First, let’s discuss the failures anyone could have predicted:

  1. Old addresses wither and die. If you haven’t sent a note to email address in many years, the chances are pretty good that the address has gone bad. We got over 500 “undeliverable”
  2. Free Email Beats Paid Email – People whose email addresses were connected to their Internet Service Provider tended to be less accurate than those who signed up for free accounts with Hotmail, GMail and Yahoo! That’s because ISPs get bought and sold and the email addresses no longer work.
  3. Autoreplies are annoying. It’s one thing to get an “I’m on vacation message” from one person, but something else to get hundreds of them all at once!
emailing failure
Photo © Flickr User ginnerobot

It’s also tough to characterize an email like this. Is it marketing to send a message to your friends? Certain kinds of email messages are classified under the CAN-SPAM act. A few people responded that they wanted to be “taken off our list.”

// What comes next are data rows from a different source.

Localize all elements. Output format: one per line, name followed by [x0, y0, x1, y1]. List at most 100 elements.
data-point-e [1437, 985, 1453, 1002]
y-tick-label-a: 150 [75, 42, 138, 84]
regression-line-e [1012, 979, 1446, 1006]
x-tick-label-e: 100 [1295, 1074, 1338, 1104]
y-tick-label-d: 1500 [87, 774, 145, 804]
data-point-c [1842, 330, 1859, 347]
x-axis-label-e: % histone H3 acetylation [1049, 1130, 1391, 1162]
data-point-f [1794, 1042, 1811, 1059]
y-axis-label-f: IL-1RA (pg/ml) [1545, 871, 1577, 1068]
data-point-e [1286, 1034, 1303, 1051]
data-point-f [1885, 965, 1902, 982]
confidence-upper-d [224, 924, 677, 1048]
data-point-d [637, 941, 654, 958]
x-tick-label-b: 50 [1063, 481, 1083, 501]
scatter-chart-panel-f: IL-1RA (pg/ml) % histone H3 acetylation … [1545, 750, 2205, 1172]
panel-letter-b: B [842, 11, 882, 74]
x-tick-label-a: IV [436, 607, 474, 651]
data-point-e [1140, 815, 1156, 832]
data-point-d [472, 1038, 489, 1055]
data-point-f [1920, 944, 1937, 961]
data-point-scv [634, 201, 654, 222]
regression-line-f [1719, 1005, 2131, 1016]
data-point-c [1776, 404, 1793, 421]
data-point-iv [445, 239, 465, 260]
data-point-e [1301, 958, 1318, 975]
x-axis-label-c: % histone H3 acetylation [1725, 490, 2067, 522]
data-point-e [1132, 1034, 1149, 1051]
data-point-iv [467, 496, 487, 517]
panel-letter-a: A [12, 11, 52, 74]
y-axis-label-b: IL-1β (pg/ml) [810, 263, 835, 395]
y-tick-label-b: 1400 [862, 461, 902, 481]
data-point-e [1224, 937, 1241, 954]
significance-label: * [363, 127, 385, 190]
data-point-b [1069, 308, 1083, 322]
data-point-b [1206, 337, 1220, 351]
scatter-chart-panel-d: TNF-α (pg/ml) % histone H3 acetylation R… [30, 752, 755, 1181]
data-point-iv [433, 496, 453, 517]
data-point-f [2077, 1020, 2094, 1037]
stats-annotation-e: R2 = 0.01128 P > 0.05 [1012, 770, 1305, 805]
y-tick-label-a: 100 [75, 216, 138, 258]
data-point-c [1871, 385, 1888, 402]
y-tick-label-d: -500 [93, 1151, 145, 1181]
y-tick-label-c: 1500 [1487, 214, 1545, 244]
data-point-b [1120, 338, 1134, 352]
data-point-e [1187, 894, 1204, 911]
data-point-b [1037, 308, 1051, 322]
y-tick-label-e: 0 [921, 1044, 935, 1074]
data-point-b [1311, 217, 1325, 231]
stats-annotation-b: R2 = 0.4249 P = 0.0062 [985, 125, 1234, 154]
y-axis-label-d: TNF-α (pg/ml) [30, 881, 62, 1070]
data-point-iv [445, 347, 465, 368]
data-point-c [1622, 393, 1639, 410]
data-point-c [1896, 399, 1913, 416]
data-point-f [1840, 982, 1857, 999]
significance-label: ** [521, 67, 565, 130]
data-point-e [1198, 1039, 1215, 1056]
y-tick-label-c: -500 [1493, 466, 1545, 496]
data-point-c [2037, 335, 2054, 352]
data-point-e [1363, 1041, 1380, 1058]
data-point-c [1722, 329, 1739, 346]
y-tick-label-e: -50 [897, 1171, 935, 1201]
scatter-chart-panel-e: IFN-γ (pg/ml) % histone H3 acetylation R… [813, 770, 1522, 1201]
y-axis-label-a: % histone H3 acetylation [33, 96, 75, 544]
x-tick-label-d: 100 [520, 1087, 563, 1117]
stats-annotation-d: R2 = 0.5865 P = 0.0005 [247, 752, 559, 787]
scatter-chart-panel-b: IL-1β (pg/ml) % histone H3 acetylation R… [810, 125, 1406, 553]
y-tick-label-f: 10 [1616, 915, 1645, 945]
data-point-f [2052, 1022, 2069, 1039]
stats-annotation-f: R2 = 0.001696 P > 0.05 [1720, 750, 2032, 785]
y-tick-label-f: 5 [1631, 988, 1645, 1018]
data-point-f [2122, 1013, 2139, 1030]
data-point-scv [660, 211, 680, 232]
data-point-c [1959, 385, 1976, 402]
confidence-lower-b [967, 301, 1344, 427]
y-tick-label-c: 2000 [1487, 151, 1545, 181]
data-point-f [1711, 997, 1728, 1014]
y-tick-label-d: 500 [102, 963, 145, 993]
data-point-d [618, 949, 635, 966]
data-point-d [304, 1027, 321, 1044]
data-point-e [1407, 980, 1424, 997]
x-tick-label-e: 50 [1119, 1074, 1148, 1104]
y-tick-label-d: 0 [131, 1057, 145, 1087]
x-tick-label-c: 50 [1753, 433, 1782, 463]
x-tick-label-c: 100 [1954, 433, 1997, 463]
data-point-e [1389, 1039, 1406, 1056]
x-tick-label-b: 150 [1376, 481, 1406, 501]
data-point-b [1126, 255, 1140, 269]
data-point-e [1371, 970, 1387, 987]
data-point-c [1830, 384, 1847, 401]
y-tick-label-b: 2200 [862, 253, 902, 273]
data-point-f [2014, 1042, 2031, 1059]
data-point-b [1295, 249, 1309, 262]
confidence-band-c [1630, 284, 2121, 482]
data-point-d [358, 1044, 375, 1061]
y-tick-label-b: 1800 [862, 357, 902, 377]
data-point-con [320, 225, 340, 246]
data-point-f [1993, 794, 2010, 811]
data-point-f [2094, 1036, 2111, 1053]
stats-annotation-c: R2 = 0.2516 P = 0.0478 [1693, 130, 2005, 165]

However, is an address book really a list?  We haven’t been assembling all of these names for email marketing purposes. Rather, these are just contacts from people Robby has met over the years that are in his electronic rolodex.

In this age of information overload, unwanted messages are failures. Yet sometimes we have to try to send someone a message to find out if they want to hear from us again!

The best part of our “email campaign?” Hundreds of people replied. Robby’s still going through those messages to say hello to old friends and colleagues. So, our failure led to success.